Teknik lowball, biasanya diawali dengan sebuah
permintaan halus. Permintaan ringan yang disodorkan
berlangung terus menerus. Misalnya, seseorang meminta
pertolongan secara materil.
Kejahatan dengan teknik lowball ini dilakukan dengan
jangka waktu lama dan dilakukan secara berulang-ulang pada
korban yang sama. Semakin lama, si pelaku semakin
memberikan permintaan yang semakin berat. Teknik
pencucian otak ini dilancarkan kepada calon korban secara
sadar.
Sedangkan, teknik sugesti digunakan si pelaku dengan
menyerang alam tak sadar calon korban. Biasanya masyarakat
lebih akrab dengan teknik gendam. Calon korban diserang
dalam posisi tenang yakni pada saat istirahat atau tahap
gelombang otak mengarah tenang.
Menurut Mardigu WP ahli pengamat terorisme, modus
yang digunakan para ‘pencuci otak’ untuk melaksanakan
tujuannya adalah mencari dana dengan doktrin jihad. Pertama,
pelaku akan mengajak si korban untuk hijrah, lalu berjihad,
dan terakhir memintanya berinfaq.
Pendekatan yang dilakukan para pelaku juga tergolong
singkat. Sejak pertama kali mengenal korban hingga
melakukan eksekusi, mereka butuh waktu dua minggu.

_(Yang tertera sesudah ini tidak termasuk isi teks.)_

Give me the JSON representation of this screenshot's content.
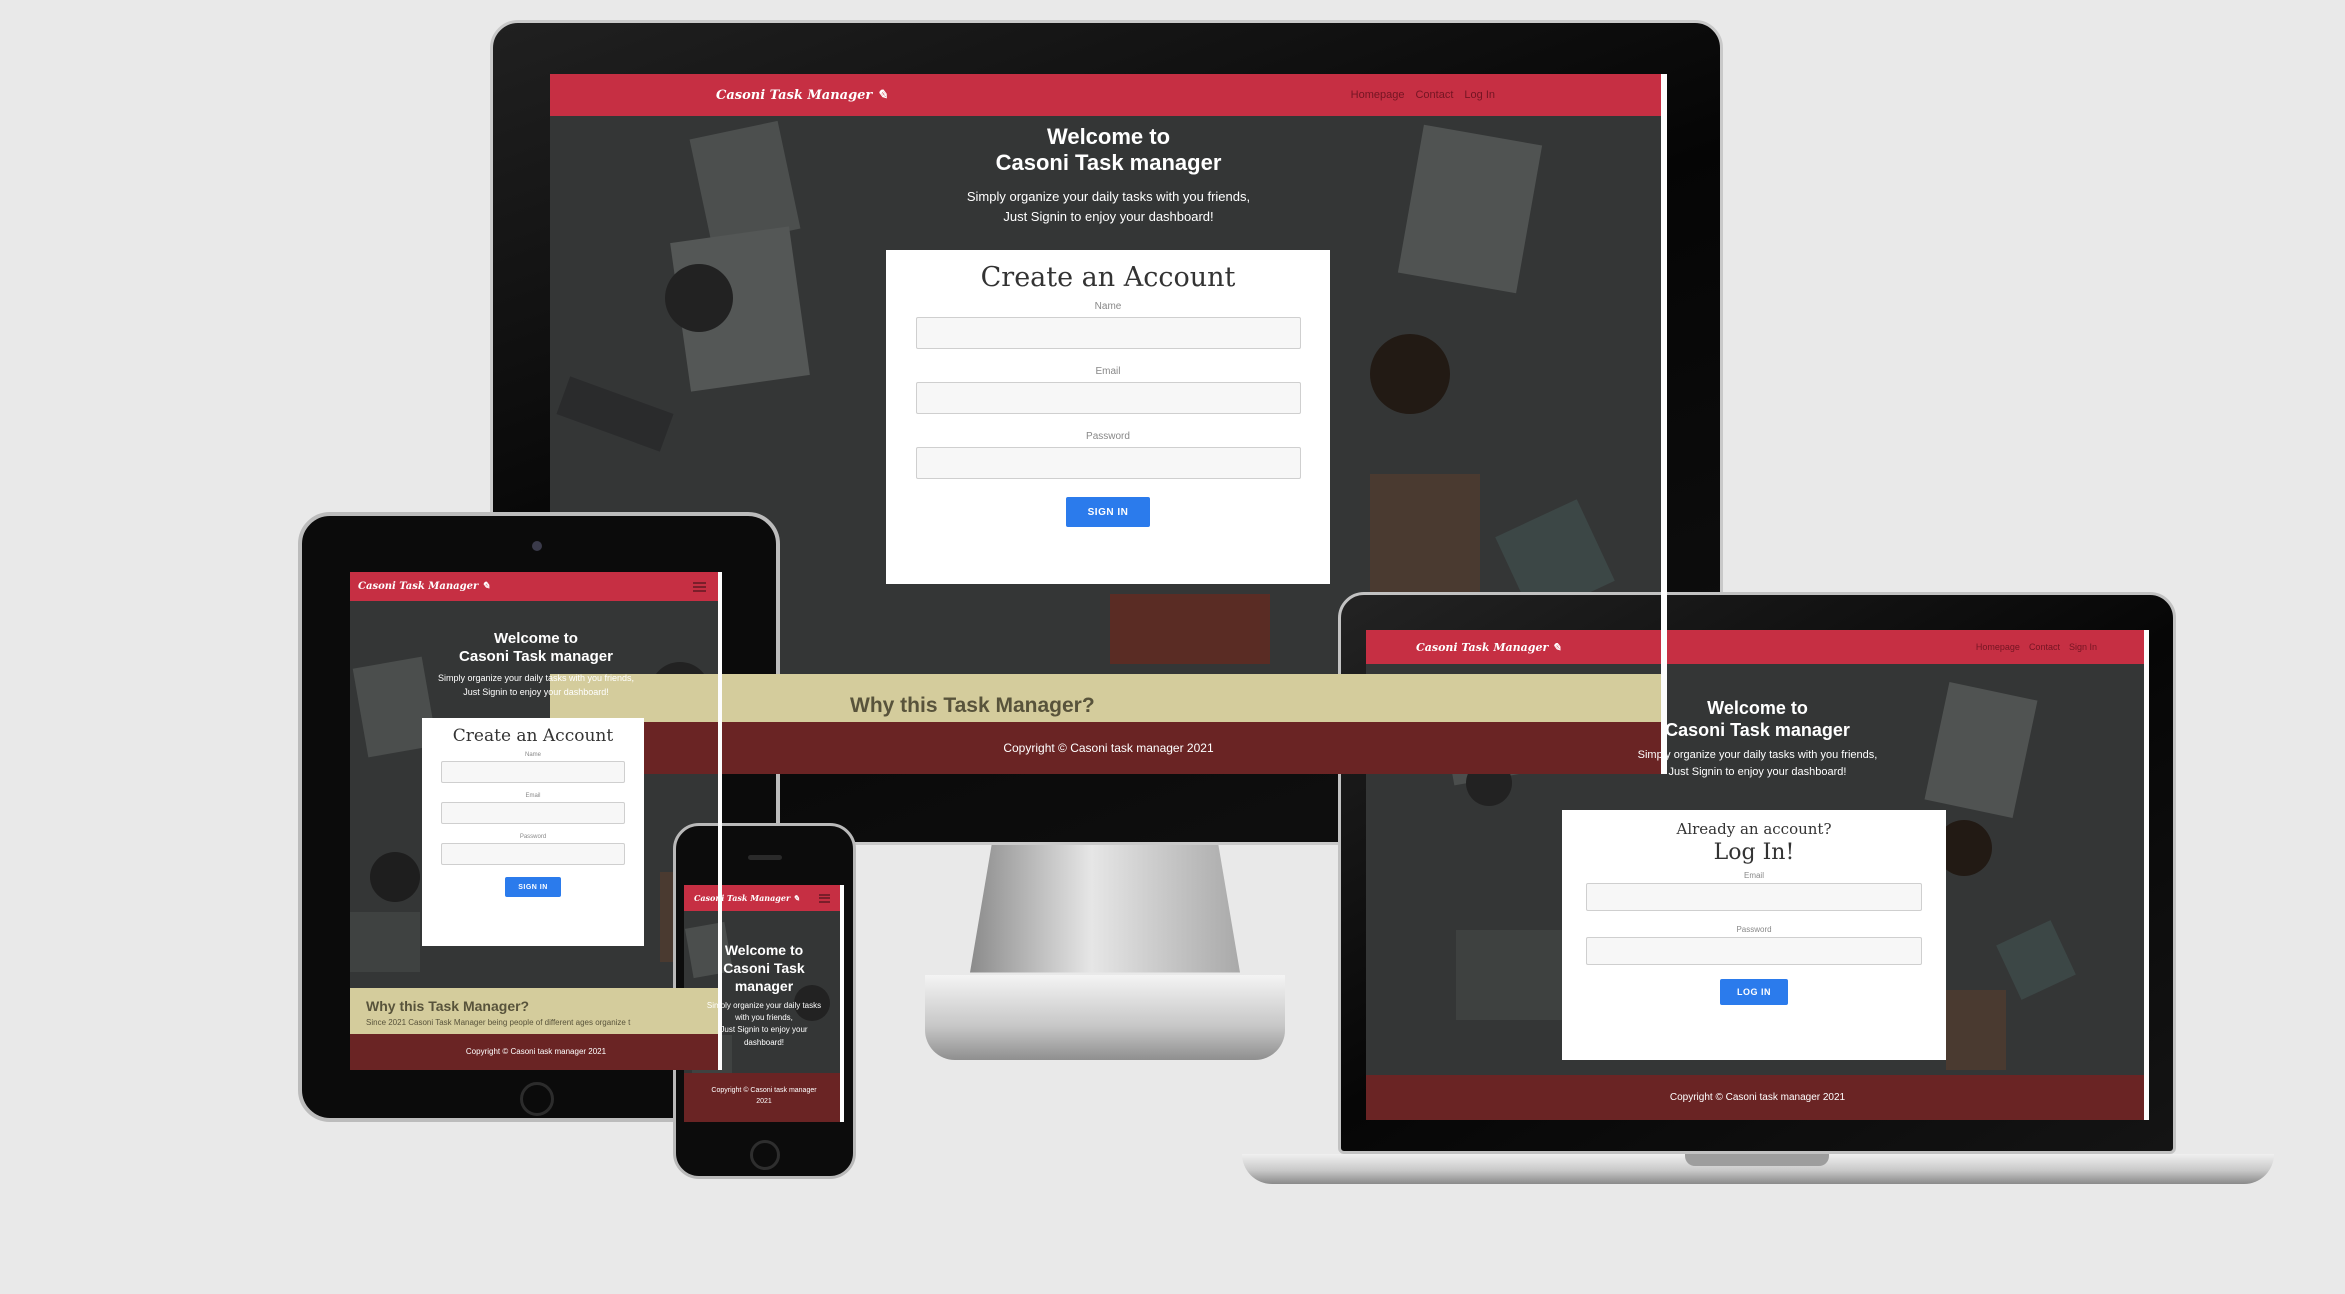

Tidak hanya itu, sasaran korban pun beragam. Tidak ada
golongan khusus, atau jenis kelamin tertentu. Yang jelas,
Mardigu meminta semua pihak waspada jika ada orang-orang
asing yang mengajak kenalan dengan cara yang sangat intens.

2.3 Tujuan Teroris


a.          Tujuan Jangka Pendek, meliputi :
1.      Mempeeroleh pengakuan dari masyarakat lokal, nasional,
regional maupun dunia internasional atas perjuangannya.
2.      Memicu reaksi pemerintah, over reaksi dan tindakan
represif yang dapat mengakibatkan keresahan di masyarakat.

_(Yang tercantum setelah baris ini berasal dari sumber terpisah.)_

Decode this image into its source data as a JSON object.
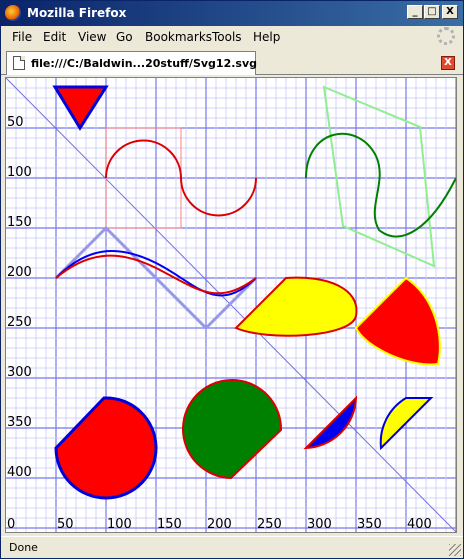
{
  "window": {
    "title": "Mozilla Firefox",
    "minimize_glyph": "_",
    "maximize_glyph": "□",
    "close_glyph": "X"
  },
  "menu": [
    "File",
    "Edit",
    "View",
    "Go",
    "Bookmarks",
    "Tools",
    "Help"
  ],
  "tab": {
    "label": "file:///C:/Baldwin...20stuff/Svg12.svg",
    "close_glyph": "X"
  },
  "status": {
    "text": "Done"
  },
  "canvas": {
    "x_labels": [
      "0",
      "50",
      "100",
      "150",
      "200",
      "250",
      "300",
      "350",
      "400"
    ],
    "y_labels": [
      "50",
      "100",
      "150",
      "200",
      "250",
      "300",
      "350",
      "400"
    ],
    "grid_minor_color": "#c8c8f8",
    "grid_major_color": "#7878ee"
  }
}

3.      Mengganggu, melemahkan dan mempermalukan
pemerintah, militer atau aparat keamanan lainnya.
4.      Menunjukkan ketidak mampuan pemerintah dalam
melindungi dan mengamankan rakyatnya.
5.      Memperoleh uang atau perlengkapan.
6.      Mengganggu dan atau menghancurkan sarana komunikasi,
informasi maupun transportasi.
7.      Mencegah atau menghambat keputusan dari badan
eksekutif atau legislatif.
8.      Menimbulkan mogok kerja.
9.      Mencegah mengalirnya investasi dari pihak asing atau
program bantuan dari luar negeri.
10.  Mempengaruhi jalannya pemilihan umum.

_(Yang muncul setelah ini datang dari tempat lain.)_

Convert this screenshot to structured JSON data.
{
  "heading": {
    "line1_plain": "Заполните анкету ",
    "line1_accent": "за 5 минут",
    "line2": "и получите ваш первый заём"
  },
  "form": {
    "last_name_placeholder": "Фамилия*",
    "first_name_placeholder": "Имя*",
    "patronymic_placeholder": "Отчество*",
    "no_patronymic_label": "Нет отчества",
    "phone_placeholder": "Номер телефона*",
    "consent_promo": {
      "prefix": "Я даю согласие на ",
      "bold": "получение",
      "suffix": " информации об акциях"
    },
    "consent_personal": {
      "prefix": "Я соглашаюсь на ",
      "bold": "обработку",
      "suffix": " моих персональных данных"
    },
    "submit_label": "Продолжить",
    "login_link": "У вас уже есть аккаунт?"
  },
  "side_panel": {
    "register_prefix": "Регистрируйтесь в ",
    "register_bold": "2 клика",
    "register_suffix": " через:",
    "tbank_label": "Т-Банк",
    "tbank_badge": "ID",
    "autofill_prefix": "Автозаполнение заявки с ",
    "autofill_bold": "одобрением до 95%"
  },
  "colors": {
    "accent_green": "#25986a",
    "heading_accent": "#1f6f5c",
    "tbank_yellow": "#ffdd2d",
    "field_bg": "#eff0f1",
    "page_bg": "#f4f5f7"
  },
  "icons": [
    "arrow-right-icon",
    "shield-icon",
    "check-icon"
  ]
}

11.  Membebaskan tawanan yang menjadi kelompok mereka.
12.  Membalas dendam.
b.         Tujuan Jangka Panjang, meliputi :
1.      Menimbulkan perubahan dramatis dalam pemerintahan,
seperti revolusi, perang saudara atau perang antar negara.
2.      Mengganti ideologi suatu negara dengan ideologi
kelompoknya.
3.      Menciptakan kondisi yang menguntungkan bagi pihak
teroris selama perang gerilya.
4.      Mempengaruhi kebijakan pembuat keputusan baik dalam
lingkup lokal, nasional, regional atau internasional.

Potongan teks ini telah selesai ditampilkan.